« Si l’Esprit instruisait les Apôtres, on ne doit pas en conclure qu’ils n’eussent point à recourir au très suave magistère de Marie, dit Rupert. Bien plutôt, déclare-t-il, sa parole était pour eux la parole de l’Esprit lui-même ; elle complétait et confirmait les inspirations reçues par chacun de Celui qui divise ses dons comme il veut ». Et l’illustre évêque de Milan, saint Ambroise, rappelant le privilège du disciple bien-aimé à la Cène, n’hésite pas à reconnaître aussi dans l’intimité plus persévérante de Jean avec Notre-Dame, qui lui fut confiée, la raison de l’élévation plus grande de ses enseignements : « Ce bien-aimé du Seigneur, qui sur sa poitrine avait puisé aux profondeurs de la Sagesse, je ne m’étonne pas qu’il se soit expliqué des mystères divins mieux que tous autres, lui pour qui demeurait toujours ouvert en Marie le trésor des secrets célestes ».
Heureux les fidèles admis à contempler dans ces temps l’arche de l’alliance où, mieux que sur des tables de pierre, résidait et vivait la plénitude de la loi d’amour ! Tandis que la verge du nouvel Aaron, le sceptre de Simon Pierre, gardait près d’elle sa force verdoyante, à son ombre aussi la vraie manne des cieux restait accessible aux élus du désert de ce monde. Denys d’Athènes, Hiérothée, que nous retrouverons bientôt de compagnie près de l’arche sainte, combien d’autres, venaient aux pieds de Marie se reposer du chemin, s’affermir en l’amour, consulter le propitiatoire auguste où la Divinité s’était reposée ! Des lèvres de la divine Mère ils recueillaient ces oracles plus doux que le lait et le miel, pacifiant l’âme, ordonnant toute vie, rassasiant leurs très nobles intelligences des clartés des cieux.
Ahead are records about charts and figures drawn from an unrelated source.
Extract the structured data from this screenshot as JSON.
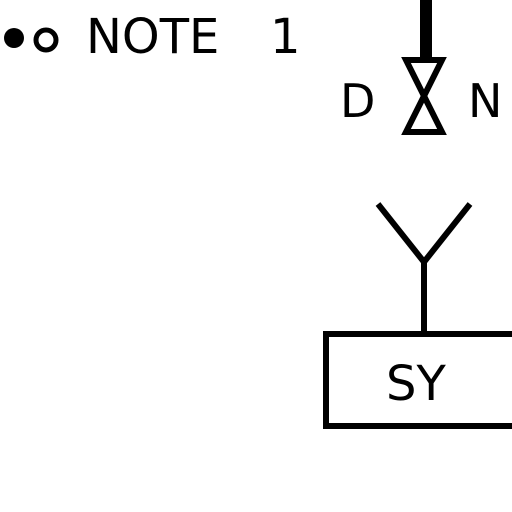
{
  "note": {
    "label": "NOTE",
    "number": "1"
  },
  "valve": {
    "left_label": "D",
    "right_label": "N"
  },
  "block": {
    "label": "SY"
  },
  "colors": {
    "ink": "#000000",
    "background": "#ffffff"
  }
}
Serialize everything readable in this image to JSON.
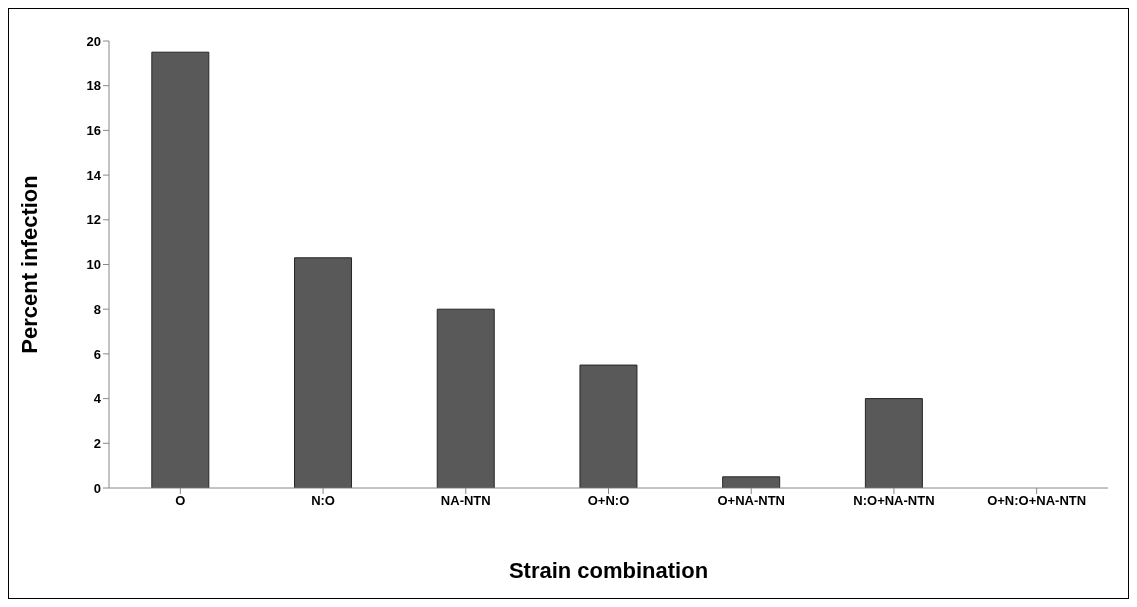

C’est bien à ces privilégiés du premier âge, que s’applique la parole de l’Époux achevant dans ces années bénies la moisson du jardin fermé qui fut Notre-Dame : J’ai moissonné ma myrrhe et mes parfums, j’ai mangé le miel avec son rayon, j’ai bu le vin avec le lait ; mangez, mes amis, et buvez ; enivrez-vous, mes très chers.
Comment s’étonner que Jérusalem, favorisée d’une si auguste présence, ait vu l’assemblée des premiers fidèles s’élever unanimement par delà l’observation des préceptes à la perfection des conseils ? Ils persévéraient d’une seule âme en la prière, louant Dieu en toute simplicité de cœur et allégresse, aimables à tous. Communauté fortunée, qui ne pouvait que présenter l’image du ciel sur la terre, ayant pour membre la Reine des cieux ; le spectacle de sa vie, son intercession toute-puissante, ses mérites plus vastes que tous les trésors réunis des saintetés créées, étaient la part de contribution que Marie apportait à cette famille bénie où tout était commun à tous, dit l’Esprit Saint. De la colline de Sion, cependant, l’Église a étendu ses rameaux sur toute montagne et sur toute mer ; la vigne du Roi pacifique est en plein rapport au milieu des nations : l’heure est venue de la laisser pour la durée des siècles aux vignerons qui doivent la garder pour l’Époux. Instant solennel, où va s’ouvrir une nouvelle phase dans l’histoire du salut. O vous qui habitez dans les jardins, les amis en suspens prêtent l’oreille ; faites-moi entendre votre voix. C’est l’Époux, c’est l’Église de la terre et celle des cieux, attendant de la céleste jardinière à qui la vigne doit d’avoir affermi ses racines un signal semblable à celui qui autrefois fit descendre l’Époux. Mais les cieux vont l’emporter aujourd’hui sur la terre. Fuyez, mon bien-aimé ; c’est la voix de Marie qui va suivre les traces embaumées du Seigneur son Fils, pour gagner les montagnes éternelles où l’ont précédée ses propres parfums.
Entrons dans les sentiments de la sainte Église, qui se dispose, par l’abstinence et le jeûne de ce jour de Vigile, à célébrer le triomphe de Marie. L’homme ne peut trouver quelque assurance à s’unir d’ici-bas aux joies de la patrie, qu’en se rappelant d’abord qu’il est pécheur et débiteur à la justice de Dieu. La tâche bien légère qui nous est imposée aujourd’hui le paraîtra plus encore, si nous la rapprochons du Carême par lequel les Grecs se préparent depuis le premier de ce mois à fêter Notre Dame.